Mercedes representa la maternidad por encima de todo. Vive su vida pero siempre en relación a su hija, a la que adora, educa y trata en ocasiones como amiga. Sus temores son a veces gigantescos y arrastran los sempiternos miedos de la educación de los vástagos, agudizados aquí por el agravante de monoparentalidad adoptiva. Casi siempre se muestra cariñosa y comprensiva, pero se muestra inflexible con la parte irracional de su hija, rechazando fantasías, erradicando fobias o castigando comportamientos ilógicos. Aquí falla o exagera por su propio miedo e inseguridad como madre y transmite esa rigidez a su hija.

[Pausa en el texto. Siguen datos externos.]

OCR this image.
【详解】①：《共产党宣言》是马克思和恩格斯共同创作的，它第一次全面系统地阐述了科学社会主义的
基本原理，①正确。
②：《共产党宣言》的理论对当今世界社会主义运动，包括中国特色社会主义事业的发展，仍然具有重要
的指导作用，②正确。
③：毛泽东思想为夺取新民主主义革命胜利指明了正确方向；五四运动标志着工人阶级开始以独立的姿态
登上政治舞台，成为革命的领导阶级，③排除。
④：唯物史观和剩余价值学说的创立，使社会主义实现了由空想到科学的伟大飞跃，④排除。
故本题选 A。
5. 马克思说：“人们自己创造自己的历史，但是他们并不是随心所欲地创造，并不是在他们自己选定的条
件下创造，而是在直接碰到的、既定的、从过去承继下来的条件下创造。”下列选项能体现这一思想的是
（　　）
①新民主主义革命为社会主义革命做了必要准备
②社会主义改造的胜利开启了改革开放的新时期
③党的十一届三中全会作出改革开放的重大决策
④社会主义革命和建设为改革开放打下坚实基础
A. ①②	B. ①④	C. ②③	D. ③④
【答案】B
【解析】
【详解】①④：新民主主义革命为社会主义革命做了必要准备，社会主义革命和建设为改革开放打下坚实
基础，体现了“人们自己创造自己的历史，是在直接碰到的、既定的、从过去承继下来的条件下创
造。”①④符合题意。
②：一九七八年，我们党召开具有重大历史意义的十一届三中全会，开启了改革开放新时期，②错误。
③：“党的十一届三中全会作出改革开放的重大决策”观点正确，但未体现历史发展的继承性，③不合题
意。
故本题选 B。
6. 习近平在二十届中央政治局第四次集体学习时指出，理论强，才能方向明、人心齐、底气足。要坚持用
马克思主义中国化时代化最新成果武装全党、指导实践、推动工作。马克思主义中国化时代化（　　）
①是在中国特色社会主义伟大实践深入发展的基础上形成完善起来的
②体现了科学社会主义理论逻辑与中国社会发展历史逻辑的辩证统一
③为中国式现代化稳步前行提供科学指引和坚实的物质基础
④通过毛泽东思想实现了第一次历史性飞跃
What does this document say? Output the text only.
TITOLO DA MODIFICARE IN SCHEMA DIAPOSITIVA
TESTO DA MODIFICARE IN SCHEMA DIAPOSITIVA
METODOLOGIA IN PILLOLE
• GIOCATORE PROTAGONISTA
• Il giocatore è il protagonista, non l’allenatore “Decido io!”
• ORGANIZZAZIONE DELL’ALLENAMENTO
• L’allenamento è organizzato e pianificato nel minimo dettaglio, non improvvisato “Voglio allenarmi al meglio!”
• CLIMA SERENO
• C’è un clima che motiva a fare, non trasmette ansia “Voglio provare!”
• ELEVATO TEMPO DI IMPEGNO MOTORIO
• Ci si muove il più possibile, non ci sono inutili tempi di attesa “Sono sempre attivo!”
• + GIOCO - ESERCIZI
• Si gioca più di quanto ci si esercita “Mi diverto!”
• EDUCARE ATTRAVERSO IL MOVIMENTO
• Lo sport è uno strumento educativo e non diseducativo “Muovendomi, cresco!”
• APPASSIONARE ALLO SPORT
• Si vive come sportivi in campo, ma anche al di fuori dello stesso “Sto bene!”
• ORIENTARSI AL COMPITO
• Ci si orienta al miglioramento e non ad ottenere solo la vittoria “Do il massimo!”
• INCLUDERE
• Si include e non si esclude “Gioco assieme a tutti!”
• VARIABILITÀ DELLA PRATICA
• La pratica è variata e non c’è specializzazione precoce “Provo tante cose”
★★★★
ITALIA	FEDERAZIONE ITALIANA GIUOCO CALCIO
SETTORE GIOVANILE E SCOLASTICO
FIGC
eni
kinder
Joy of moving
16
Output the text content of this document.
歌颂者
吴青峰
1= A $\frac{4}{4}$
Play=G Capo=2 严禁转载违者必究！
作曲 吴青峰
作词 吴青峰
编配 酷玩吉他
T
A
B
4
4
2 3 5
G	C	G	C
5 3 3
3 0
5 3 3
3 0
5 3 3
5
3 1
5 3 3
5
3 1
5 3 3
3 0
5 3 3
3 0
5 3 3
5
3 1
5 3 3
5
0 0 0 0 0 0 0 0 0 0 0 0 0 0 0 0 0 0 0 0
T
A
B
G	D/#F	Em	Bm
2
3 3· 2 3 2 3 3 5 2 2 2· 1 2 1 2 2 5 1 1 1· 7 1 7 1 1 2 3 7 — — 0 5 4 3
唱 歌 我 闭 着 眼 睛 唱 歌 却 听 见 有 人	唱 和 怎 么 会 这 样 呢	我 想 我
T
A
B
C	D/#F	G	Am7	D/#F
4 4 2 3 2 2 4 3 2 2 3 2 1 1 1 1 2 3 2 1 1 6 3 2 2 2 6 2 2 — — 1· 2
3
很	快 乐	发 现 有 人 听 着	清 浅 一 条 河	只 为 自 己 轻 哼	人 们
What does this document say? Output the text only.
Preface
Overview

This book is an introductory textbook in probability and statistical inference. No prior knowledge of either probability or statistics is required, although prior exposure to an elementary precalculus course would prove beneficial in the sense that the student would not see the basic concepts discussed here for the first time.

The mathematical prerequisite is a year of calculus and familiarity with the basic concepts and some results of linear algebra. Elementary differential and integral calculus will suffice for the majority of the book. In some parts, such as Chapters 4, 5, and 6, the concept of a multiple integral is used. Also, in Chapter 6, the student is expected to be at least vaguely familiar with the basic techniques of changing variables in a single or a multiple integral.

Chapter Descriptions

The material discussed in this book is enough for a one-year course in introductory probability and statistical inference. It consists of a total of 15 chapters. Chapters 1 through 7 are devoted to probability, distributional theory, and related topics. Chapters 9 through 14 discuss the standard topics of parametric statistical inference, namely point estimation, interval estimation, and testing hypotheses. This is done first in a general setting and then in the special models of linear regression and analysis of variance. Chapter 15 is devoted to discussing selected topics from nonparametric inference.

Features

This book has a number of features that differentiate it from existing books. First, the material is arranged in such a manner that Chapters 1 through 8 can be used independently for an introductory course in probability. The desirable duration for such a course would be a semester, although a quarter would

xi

Los personajes de William y Lars están menos matizados. El chico parece simpático, apasionado y sociable. El padre mantiene su encanto pero todavía arrastra la pérdida de su esposa. En cuanto a Erlend, se muestra paciente, cariñoso, cercano y sensato, aunque la familiaridad con Valeria le hace más impulsivo y natural.

Dubrowski es un soldado responsable, realista, sufrido y valiente. Pese a la desesperanza que le abate es capaz de luchar no por su vida, sino por la causa. Su valor queda constatado por su determinación de contactar con los suyos y ayudar. Pawlov es más enérgico, pasional e inexperto. Ana Alcolea tampoco traza más rasgos en el carácter del soldado.
El lenguaje utilizado es llano y accesible. Las descripciones son livianas y tienden más al retrato de personajes que al dibujo de paisajes. Con todo, la autora sabe pintar escenas con belleza. Los diálogos son frescos y coloquiales, no exentos de detalles cotidianos. La narración es en tercera persona, con abundantes datos sobre los estados de ánimo de los personajes, sobre todo de Valeria y Mercedes. Lo que se piensa es mucho más importante en la obra que lo que se dice.
Los capítulos son breves, de fácil lectura, y alternan los episodios actuales con los ocurridos durante la guerra, manteniendo así el suspense. Los sueños de Valeria con Erlend Nilsen conectan ambas realidades. En general, prima lo cotidiano en la actualidad frente a la narración de hechos en la guerra. El final del libro aboca a todas las partes a un mismo desenlace: el final del romance, del casi romance y de la pesadilla de Dubrowski. Todo llega al mismo tiempo que Erlend el fantasma se despide de Valeria y ésta comprende su vertiente onírica –el sueño con su madre y la hidrofobia. El conjunto es de una gran cohesión, aunque a veces parezca recrearse en exceso en lo pequeño e insustancial. Le da empaque a la novela, pero ralentiza el ritmo. Con todo, un ejercicio de literatura con mayúsculas. ¿Para cuando una segunda parte en el pueblo viejo de Belchite con William soñando con Manuel Azaña o Francisco Franco?